Il futuro della Viterbese passa da lui. Dalla sua preparazione, dalle sue capacità. E fino ad ora la linea verde gialloblu non gli ha regalato che soddisfazioni. Alessandro Boccolini – classe 1984, un passato da portiere con le maglie di Lazio, Viterbese a più riprese, Ascoli, Alessandria e Flaminia, prima di dedicarsi alla carriera di allenatore – è il tecnico della formazione Berretti che dieci giorni fa ha vinto il campionato, con due giornate d’anticipo, regalando un grande emozione a tutto il popolo gialloblu. Anche perché il trionfo è avvenuto con una vittoria in casa della seconda in classifica, la “nemica” Ternana che per tutta la stagione ha tentato invano l’inseguimento alla capolista gialloblu.

“Sono contento, è una bella soddisfazione – spiega l’allenatore della Viterbese Berretti -. Sono felice soprattutto per i ragazzi, perché il loro sacrificio e il duro lavoro di questa stagione sono stati ripagati dal raggiungimento del traguardo più importante. E poi lo ammetto, vincere a Terni è stata la ciliegina sulla torta”.

La sua Berretti ha fatto registrare numeri record, mister. 

“Siamo tra gli attacchi più prolifici della Penisola, è la difesa meno battuta di tutta Italia, con soli 8 gol subiti fino ad oggi”.

Parliamo della stagione: una pagina epica della storia del settore giovanile gialloblu.

“Nel girone di andata non abbiamo mai perso, con un solo pareggio ad Arezzo dopo 10 vittorie di fila. Numeri record, come detto. La differenza l’hanno fatta i ragazzi, perché la mia Berretti è una squadra che ha saputo acquisire la giusta mentalità, quella che ho voluto trasmettere. Vorrei sottolineare che parliamo di una squadra che dello scorso anno ha conservato fino a dicembre solo sei elementi, rimasti quattro a partire da gennaio: di fatto è una formazione che a inizio stagione è stata quasi completamente rinnovata. Una situazione delicata quando cambi quasi tutti i giocatori, ma il merito è dei ragazzi che hanno saputo seguire le mie indicazioni e sposare una mentalità vincente”.

A gennaio avete perso due pezzi da novanta come Covarelli e Capparella, andati a farsi le ossa in serie D. Eppure la Berretti gialloblu ha tenuto botta egregiamente. 

È chiaro che abbiamo perso due giocatori importanti, molto forti, se pensiamo che il solo Capparella in un anno e mezzo ha segnato 29 gol.
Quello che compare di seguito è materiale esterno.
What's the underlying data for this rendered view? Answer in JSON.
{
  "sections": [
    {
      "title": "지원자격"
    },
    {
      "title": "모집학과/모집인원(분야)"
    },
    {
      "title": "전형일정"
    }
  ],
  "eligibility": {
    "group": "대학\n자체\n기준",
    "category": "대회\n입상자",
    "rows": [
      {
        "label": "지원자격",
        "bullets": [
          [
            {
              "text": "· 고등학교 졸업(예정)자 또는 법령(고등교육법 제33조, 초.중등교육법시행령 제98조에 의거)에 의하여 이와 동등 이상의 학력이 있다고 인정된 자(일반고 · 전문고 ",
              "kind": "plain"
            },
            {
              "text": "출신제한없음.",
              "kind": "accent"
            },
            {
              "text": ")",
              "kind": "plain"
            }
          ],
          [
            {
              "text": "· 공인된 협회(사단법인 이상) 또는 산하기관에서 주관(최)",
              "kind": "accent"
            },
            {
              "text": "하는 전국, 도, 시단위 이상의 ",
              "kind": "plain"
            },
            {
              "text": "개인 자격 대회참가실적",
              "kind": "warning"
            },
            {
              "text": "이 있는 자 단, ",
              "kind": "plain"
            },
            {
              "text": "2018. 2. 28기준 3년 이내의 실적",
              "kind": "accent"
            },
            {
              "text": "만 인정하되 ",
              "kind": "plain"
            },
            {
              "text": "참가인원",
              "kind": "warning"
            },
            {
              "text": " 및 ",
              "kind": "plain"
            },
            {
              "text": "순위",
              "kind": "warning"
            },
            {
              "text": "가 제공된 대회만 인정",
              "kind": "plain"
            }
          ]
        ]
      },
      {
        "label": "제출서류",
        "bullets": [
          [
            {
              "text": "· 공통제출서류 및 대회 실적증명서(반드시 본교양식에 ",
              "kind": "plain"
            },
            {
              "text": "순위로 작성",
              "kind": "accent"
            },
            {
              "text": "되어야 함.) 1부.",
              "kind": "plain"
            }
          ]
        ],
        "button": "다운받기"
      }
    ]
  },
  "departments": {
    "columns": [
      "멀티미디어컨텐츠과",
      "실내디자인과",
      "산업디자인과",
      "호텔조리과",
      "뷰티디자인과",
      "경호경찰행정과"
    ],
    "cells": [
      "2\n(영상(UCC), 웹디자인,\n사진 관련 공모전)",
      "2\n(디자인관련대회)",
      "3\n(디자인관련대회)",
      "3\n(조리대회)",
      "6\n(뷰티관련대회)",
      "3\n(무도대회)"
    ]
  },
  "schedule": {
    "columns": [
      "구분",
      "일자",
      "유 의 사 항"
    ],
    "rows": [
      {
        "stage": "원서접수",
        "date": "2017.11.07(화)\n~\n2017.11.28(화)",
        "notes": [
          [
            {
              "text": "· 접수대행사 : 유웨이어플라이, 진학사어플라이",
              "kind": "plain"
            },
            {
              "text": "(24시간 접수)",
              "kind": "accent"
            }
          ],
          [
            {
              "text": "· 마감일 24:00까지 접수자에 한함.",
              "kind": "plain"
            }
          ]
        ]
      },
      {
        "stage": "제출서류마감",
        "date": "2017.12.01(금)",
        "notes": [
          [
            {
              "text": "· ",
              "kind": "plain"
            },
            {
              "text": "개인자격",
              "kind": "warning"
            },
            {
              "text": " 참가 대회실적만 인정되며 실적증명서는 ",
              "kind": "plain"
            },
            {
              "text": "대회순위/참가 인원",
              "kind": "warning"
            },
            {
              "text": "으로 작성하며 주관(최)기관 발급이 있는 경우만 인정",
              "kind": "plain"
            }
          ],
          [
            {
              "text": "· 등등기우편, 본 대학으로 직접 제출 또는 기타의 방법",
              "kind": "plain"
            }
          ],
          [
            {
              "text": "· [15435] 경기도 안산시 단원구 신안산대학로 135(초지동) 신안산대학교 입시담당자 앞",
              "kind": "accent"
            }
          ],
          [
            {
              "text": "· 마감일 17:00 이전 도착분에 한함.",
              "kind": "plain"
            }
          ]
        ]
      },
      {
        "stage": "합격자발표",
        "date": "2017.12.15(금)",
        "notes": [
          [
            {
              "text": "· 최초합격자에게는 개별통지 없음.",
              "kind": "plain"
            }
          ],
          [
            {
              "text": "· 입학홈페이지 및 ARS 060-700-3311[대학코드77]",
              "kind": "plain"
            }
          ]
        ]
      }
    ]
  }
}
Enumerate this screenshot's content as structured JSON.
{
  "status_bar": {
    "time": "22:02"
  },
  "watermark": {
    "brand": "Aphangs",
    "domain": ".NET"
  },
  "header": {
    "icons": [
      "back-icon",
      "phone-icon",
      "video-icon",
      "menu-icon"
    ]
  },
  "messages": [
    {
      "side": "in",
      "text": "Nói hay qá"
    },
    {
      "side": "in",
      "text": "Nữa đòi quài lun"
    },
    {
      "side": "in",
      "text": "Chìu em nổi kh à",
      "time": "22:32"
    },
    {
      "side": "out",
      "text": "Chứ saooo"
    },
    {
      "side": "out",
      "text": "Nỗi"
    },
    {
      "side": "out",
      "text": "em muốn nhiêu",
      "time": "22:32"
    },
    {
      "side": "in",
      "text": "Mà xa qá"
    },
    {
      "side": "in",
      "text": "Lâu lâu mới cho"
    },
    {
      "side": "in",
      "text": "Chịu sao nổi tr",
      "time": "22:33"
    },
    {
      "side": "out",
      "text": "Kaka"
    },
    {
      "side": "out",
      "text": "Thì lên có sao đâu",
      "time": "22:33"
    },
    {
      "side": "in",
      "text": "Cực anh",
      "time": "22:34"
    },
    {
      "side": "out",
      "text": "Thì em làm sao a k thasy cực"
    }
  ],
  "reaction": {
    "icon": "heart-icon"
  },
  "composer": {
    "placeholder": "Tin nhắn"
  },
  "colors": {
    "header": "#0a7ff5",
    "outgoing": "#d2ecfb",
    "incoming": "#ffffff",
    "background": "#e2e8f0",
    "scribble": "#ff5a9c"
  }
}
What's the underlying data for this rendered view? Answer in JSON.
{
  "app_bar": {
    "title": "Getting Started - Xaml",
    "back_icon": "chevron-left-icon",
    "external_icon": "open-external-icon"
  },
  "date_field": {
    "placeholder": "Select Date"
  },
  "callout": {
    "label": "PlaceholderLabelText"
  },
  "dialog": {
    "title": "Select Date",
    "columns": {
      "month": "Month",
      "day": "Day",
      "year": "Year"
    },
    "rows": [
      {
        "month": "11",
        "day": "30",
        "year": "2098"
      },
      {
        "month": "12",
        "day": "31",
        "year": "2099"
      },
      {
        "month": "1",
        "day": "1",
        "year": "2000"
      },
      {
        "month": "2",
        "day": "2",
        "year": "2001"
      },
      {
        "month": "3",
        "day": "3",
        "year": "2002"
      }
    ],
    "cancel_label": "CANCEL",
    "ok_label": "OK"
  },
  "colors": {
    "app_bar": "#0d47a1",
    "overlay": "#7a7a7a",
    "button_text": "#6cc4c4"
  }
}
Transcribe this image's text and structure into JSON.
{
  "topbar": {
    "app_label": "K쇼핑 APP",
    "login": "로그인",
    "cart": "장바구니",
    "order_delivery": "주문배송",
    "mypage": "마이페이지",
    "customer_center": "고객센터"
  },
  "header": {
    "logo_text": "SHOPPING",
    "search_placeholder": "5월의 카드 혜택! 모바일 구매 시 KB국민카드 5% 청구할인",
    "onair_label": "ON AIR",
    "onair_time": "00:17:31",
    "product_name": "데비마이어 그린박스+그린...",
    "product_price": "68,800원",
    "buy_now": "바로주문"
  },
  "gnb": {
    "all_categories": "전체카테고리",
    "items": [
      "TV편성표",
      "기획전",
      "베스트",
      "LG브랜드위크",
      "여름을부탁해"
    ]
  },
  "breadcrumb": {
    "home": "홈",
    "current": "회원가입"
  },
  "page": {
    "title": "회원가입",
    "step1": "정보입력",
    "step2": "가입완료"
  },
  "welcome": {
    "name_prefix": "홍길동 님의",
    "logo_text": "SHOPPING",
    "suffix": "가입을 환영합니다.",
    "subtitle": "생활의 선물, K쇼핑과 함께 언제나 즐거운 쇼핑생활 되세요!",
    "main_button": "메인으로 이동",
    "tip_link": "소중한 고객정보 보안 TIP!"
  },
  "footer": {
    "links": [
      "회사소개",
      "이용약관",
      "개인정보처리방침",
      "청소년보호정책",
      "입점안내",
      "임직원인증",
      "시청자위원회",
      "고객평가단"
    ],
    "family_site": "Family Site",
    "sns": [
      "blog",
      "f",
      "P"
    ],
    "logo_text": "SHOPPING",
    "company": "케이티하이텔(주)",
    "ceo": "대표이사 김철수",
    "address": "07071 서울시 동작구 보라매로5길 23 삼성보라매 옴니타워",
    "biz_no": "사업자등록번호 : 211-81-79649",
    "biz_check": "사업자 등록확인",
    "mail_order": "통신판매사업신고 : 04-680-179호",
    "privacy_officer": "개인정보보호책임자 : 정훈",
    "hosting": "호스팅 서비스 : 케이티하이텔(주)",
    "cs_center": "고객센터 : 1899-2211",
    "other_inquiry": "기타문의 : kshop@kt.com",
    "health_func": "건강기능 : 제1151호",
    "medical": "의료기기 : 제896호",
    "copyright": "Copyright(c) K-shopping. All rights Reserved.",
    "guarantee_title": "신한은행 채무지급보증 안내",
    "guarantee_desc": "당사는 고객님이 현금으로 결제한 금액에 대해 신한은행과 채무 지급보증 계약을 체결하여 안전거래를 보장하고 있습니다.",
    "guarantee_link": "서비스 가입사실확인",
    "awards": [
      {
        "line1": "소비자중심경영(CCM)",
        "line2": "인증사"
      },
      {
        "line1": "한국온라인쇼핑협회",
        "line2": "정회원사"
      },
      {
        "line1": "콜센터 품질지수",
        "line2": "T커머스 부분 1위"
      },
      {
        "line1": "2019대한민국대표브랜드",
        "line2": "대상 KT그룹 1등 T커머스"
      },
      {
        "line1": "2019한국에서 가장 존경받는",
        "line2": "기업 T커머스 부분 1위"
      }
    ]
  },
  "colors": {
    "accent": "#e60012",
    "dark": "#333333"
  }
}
Ma è giusto che lui e Covarelli facciano il  loro percorso di crescita, per essere pronti a fare il salto in prima squadra. Detto ciò, senza di loro ci siamo un po’ adattati, abbiamo modificato qualcosa e quando hai un gruppo straordinario come quello che ho l’onore di guidare trovare la stabilità che serve non è poi così complicato. Il merito, come detto, è dei ragazzi.

In una società come la Viterbese, che punta sui giovani, il suo ruolo di guida tecnica della Berretti diventa di importanza fondamentale per l’individuazione e la preparazione di elementi che già dalla prossima stagione potranno essere promossi in prima squadra. 

Per me alcuni ragazzi potranno avere questa opportunità l’anno prossimo, credo che qualcuno sia già pronto. Anche questa prospettiva, più volte illustrata dal presidente Romano, incide molto sul rendimento della mia formazione: è chiaro che sapere di potersi mettere in mostra per venire aggregati alla Viterbese in C è uno stimolo importante. Che stiamo facendo qualcosa di buono si vede anche da fatto che ora sono in molti i giocatori che chiedono di poter venire a giocare da noi a Viterbo, in passato non era così.

Questa Berretti sembra non volersi fermare più. A campionato già vinto, nonostante un sacrosanto turnover, sabato scorso avete battuto anche il Siena 2-1. 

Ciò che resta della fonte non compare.